Malgré tant de gloire et tant de travaux, malgré une vie si remplie d’années, d’épreuves et de triomphes, la vieillesse de Michel-Ange fut triste et désolée. Il survivait seul à son siècle. Bramante, San-Gallo, Raphaël, tous ses compagnons, tous ses rivaux, tous ses ennemis étaient morts. Il avait vu s’élever et disparaître tant de princes, tant de rois, tant de papes ! Sombre et taciturne vieillard, il restait seul debout sur les débris de sa nation avilie, et (comble d’infortune !), après avoir porté l’art au plus haut degré auquel un homme puisse atteindre, il ne laissait après lui ni élèves ni imitateurs, la seule postérité qu’ambitionne un artiste !
Dans ses heures de noire tristesse et d’inconsolable amertume, il secouait le poids des souvenirs en frappant à coups redoublés sur le marbre. Il ébauchait ainsi un dernier groupe qu’il destinait à orner son tombeau. C’était toujours son sujet favori, le Christ mort sur les genoux de sa mère. La pierre volait en éclats sous le poignet encore ferme de l’indomptable vieillard. Une ligne de plus, et c’en eût été fait : le marbre aurait été brisé, le groupe perdu ; l’artiste en eût été quitte pour le donner à un de ses garçons d’atelier.

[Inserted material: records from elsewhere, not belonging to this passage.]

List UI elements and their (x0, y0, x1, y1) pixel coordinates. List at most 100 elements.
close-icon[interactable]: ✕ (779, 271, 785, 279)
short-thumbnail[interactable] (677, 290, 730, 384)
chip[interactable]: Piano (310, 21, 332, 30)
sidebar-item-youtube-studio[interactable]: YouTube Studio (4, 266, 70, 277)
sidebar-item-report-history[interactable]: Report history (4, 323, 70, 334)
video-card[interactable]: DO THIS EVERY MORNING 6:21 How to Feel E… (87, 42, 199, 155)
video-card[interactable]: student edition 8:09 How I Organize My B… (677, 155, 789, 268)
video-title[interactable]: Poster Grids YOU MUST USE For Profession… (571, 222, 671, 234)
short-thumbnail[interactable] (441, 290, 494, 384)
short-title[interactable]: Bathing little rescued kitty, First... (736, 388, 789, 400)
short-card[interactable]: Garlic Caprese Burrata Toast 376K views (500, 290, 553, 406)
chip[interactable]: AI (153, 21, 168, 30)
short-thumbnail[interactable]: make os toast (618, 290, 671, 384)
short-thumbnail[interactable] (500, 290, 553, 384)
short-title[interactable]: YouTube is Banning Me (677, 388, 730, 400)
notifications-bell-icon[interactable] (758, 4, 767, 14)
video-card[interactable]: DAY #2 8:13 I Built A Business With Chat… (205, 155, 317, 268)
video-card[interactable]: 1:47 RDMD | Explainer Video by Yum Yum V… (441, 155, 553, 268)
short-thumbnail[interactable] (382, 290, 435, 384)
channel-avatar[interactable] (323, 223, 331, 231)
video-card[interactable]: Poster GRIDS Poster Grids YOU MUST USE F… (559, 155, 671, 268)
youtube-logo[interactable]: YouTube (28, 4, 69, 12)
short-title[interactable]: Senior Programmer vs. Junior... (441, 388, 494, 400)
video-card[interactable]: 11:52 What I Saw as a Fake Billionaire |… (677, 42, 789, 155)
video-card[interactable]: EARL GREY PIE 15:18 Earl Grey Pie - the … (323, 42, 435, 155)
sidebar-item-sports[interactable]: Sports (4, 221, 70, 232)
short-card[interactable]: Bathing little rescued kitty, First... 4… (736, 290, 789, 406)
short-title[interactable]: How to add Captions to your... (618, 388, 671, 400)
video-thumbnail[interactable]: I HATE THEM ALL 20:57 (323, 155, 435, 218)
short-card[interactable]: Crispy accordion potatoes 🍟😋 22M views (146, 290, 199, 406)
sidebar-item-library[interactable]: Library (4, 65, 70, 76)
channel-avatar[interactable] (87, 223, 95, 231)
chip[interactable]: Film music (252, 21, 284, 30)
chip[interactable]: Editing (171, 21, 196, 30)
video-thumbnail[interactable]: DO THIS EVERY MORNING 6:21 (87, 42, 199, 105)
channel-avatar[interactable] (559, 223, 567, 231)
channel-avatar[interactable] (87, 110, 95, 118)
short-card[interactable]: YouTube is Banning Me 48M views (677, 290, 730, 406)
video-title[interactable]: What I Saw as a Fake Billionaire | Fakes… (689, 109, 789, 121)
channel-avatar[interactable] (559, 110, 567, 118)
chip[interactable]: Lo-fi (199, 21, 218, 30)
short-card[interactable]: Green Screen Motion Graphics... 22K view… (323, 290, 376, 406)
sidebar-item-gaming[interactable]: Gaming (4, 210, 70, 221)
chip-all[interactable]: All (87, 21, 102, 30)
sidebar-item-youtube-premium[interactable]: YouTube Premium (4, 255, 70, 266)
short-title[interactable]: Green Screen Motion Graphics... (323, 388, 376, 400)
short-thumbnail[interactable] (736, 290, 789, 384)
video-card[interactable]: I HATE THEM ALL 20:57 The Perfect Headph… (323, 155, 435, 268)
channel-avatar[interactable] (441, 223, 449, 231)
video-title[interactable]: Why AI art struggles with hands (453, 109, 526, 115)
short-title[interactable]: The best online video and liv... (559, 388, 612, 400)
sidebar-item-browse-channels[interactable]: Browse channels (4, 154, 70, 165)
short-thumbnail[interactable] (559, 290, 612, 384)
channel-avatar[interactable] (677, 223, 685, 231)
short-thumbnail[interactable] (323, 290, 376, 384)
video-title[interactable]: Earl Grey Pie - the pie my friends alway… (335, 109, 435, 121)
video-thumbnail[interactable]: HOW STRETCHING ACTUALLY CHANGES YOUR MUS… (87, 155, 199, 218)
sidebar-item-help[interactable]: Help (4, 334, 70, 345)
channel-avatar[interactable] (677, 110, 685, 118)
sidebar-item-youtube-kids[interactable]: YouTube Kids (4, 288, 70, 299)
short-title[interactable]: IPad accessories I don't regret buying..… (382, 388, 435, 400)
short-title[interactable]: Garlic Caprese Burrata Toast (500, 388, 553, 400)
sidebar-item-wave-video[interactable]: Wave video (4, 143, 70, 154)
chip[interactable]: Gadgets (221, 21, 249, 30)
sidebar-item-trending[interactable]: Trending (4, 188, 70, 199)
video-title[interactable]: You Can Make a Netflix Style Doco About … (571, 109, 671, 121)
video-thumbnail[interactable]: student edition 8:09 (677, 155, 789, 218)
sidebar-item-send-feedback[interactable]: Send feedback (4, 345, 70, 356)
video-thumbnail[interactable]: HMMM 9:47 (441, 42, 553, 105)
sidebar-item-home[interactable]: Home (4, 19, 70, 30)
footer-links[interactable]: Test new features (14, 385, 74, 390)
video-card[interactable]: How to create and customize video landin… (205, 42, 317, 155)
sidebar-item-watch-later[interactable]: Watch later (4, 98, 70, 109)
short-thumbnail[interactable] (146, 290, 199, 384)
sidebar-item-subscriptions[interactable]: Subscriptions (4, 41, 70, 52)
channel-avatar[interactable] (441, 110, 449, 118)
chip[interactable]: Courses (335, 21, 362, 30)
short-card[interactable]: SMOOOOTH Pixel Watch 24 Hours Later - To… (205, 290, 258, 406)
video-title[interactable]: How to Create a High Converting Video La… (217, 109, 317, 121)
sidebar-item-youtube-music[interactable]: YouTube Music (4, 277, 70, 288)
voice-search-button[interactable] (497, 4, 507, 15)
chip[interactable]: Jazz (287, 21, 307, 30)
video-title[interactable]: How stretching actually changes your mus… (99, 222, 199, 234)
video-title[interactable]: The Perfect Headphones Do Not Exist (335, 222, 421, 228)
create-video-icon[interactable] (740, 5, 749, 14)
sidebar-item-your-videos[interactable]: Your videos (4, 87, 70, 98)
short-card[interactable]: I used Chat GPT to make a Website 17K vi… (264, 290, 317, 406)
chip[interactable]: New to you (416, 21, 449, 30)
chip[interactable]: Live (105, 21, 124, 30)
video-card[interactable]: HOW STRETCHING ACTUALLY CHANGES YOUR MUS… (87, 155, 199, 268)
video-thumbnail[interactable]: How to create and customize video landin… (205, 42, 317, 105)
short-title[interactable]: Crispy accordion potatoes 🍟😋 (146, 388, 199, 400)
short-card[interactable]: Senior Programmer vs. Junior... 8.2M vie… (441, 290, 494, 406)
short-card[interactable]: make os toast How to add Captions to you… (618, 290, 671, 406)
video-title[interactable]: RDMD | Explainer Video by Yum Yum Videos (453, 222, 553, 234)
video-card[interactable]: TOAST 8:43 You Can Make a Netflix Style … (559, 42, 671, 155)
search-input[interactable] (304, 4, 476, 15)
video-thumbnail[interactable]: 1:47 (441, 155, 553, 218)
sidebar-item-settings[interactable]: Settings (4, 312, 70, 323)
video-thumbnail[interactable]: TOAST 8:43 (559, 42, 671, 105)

Sobre pour lui, généreux pour les autres, il vivait souvent d’un morceau de pain ; il donnait des sommes énormes à ses neveux, à ses serviteurs, aux pauvres, surtout aux artistes. Âpre au travail, ennemi du plaisir, sérieux, grave, austère, il aimait la solitude, et fuyait les hommes. Ne transigeant jamais avec ses devoirs, sévère envers les autres, et plus encore envers lui-même, haïssant la lâcheté, et méprisant la sottise, sa vie est irréprochable d’un bout à l’autre : c’est une vertu stoïque, un caractère antique.
Il s’éteignit doucement, d’une fièvre lente, le 17 février 1563, âgé de quatre-vingt-huit ans onze mois et quinze jours.